Back when I turned 23 (or maybe 24…can’t remember) my friends bought me a cake. It was a lovely gesture, even if the cake was from a Walmart somewhere west of Austin, pink, and adorned with the #50 and an ethnic slur.
The cake was brought out of hiding, dressed with the “50” candles you see above, said candles were lit, and a drunken rendition of “Happy Birthday” was sung. And then – in what should have been the first sign of my devious cosmic aura – the cake was fumbled, dropped, and semi caught, leading to the disaster on the left side that was beautifully reconstructed so I could snap this picture.
During the melee, somebody decided it was a good idea to hit Derek in the face with the cake, because what the hell else are you going to do with Walmart floor cake when you’re in the middle of Hunt, Texas?
Since Derek made contact with a birthday cake with my name on it, you can guess what happened next: He ruptured his eardrum the next day and would soon have the pleasure of watching his laptop tumble out of the back of a car. Pat, by virtue of being near my cake and included in this photo, was stricken with a horrific illness courtesy of the mighty Guadalupe. The next picture I have in the timeline is this:
The lesson, as always: do something nice for me and you will have plagues unleashed upon your soul.
***
They tell me it’s my birthday today, and while I can only take their word for it – I have no independent recollection of this day twenty-six years ago – cancer and the job have dissolved any notion I might have of feeling younger than my years. Birthdays are largely useless after the age of 21; any “celebration” this year will be a watered-down version of my increasingly muted way of celebrating birthdays. Tri-state bar crawls do not peacefully coexist with the billable hour.
I was wondering how I would feel about putting 25 behind me. Would it be a relief? Would I be more appreciative of 26? Would a stupid thing such as a birthday take on any more or less significance given the events of the past year?
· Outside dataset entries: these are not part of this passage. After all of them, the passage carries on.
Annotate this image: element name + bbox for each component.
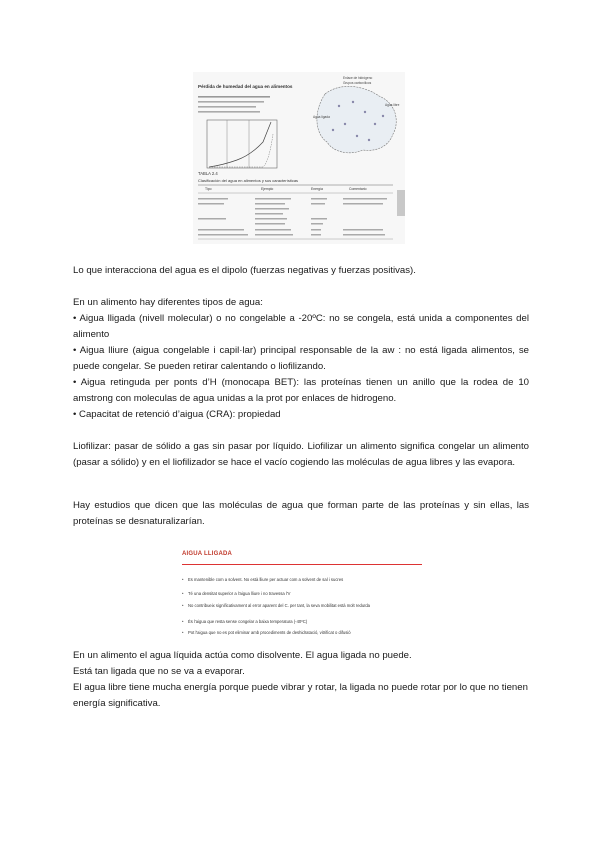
table-header-comment: Comentario [349,187,367,191]
figure-bound-water-slide [172,540,434,642]
table-header-example: Ejemplo [261,187,274,191]
paragraph-lyophilize: Liofilizar: pasar de sólido a gas sin pasar por líquido. Liofilizar un alimento significa congelar un alimento (pasar a sólido) y en el liofilizador se hace el vacío cogiendo las moléculas de agua libres y las evapora. [73,441,529,468]
paragraph-dipole: Lo que interacciona del agua es el dipolo (fuerzas negativas y fuerzas positivas). [73,265,416,276]
paragraph-proteins: Hay estudios que dicen que las moléculas de agua que forman parte de las proteínas y sin ellas, las proteínas se desnaturalizarían. [73,500,529,527]
figure-label-2: Grupos carboxílicos [343,81,372,85]
slide-item: • Pot l'aigua que no es pot eliminar amb procediments de deshidratació, vitrificat o difusió [188,630,424,636]
bullet-bound-water: • Aigua lligada (nivell molecular) o no congelable a -20ºC: no se congela, está unida a componentes del alimento [73,313,529,340]
table-title: TABLA 2.4 [198,171,218,176]
table-caption: Clasificación del agua en alimentos y sus características [198,178,299,183]
table-header-energy: Energía [311,187,323,191]
figure-label-4: Agua libre [385,103,400,107]
paragraph-energy: El agua libre tiene mucha energía porque puede vibrar y rotar, la ligada no puede rotar por lo que no tienen energía significativa. [73,682,528,709]
figure-label-3: Agua ligada [313,115,330,119]
slide-item: • Té una densitat superior a l'aigua lliure i no travessa l'V [188,591,424,597]
paragraph-no-evaporation: Está tan ligada que no se va a evaporar. [73,666,245,677]
slide-item: • Es mantenible com a solvent. No està lliure per actuar com a solvent de sal i sucres [188,577,424,583]
figure-label-1: Enlace de hidrógeno [343,76,373,80]
bullet-water-retention: • Capacitat de retenció d’aigua (CRA): propiedad [73,409,281,420]
slide-item: • És l'aigua que resta sense congelar a baixa temperatura (-40ºC) [188,619,424,625]
paragraph-solvent: En un alimento el agua líquida actúa como disolvente. El agua ligada no puede. [73,650,412,661]
bullet-free-water: • Aigua lliure (aigua congelable i capil·lar) principal responsable de la aw : no está ligada alimentos, se puede congelar. Se pueden retirar calentando o liofilizando. [73,345,529,372]
figure-water-types [193,72,405,244]
slide-item: • No contribueix significativament al error aparent del C. per tant, la seva mobilitat està molt reduïda [188,603,424,609]
figure-left-title: Pérdida de humedad del agua en alimentos [198,84,293,89]
figure-water-types-graphic [193,72,405,244]
paragraph-water-types-intro: En un alimento hay diferentes tipos de agua: [73,297,263,308]
table-header-type: Tipo [205,187,212,191]
slide-title-rule [182,564,422,565]
bullet-hydrogen-bond-water: • Aigua retinguda per ponts d’H (monocapa BET): las proteínas tienen un anillo que la rodea de 10 amstrong con moleculas de agua unidas a la prot por enlaces de hidrogeno. [73,377,529,404]
slide-title: AIGUA LLIGADA [182,551,233,557]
If you think about it, given that I started studying for the bar around this time last year, I think I had about three days of peace during my 25th year on this planet. Give or take two. I came into 25 with BarBri and I’ll leave 25 by attempting to bill my age in hours in a single day. And those were the high points of 25.
So I guess my official position on birthdays in the post-cancer (PC) era comes down to this: I’d rather not give it any thought, but to the extent that I have to, I just hope 26 doesn’t try to murder me. Twenty-five will go down in the books as the year I’d most like to forget, and the one I’m least able to.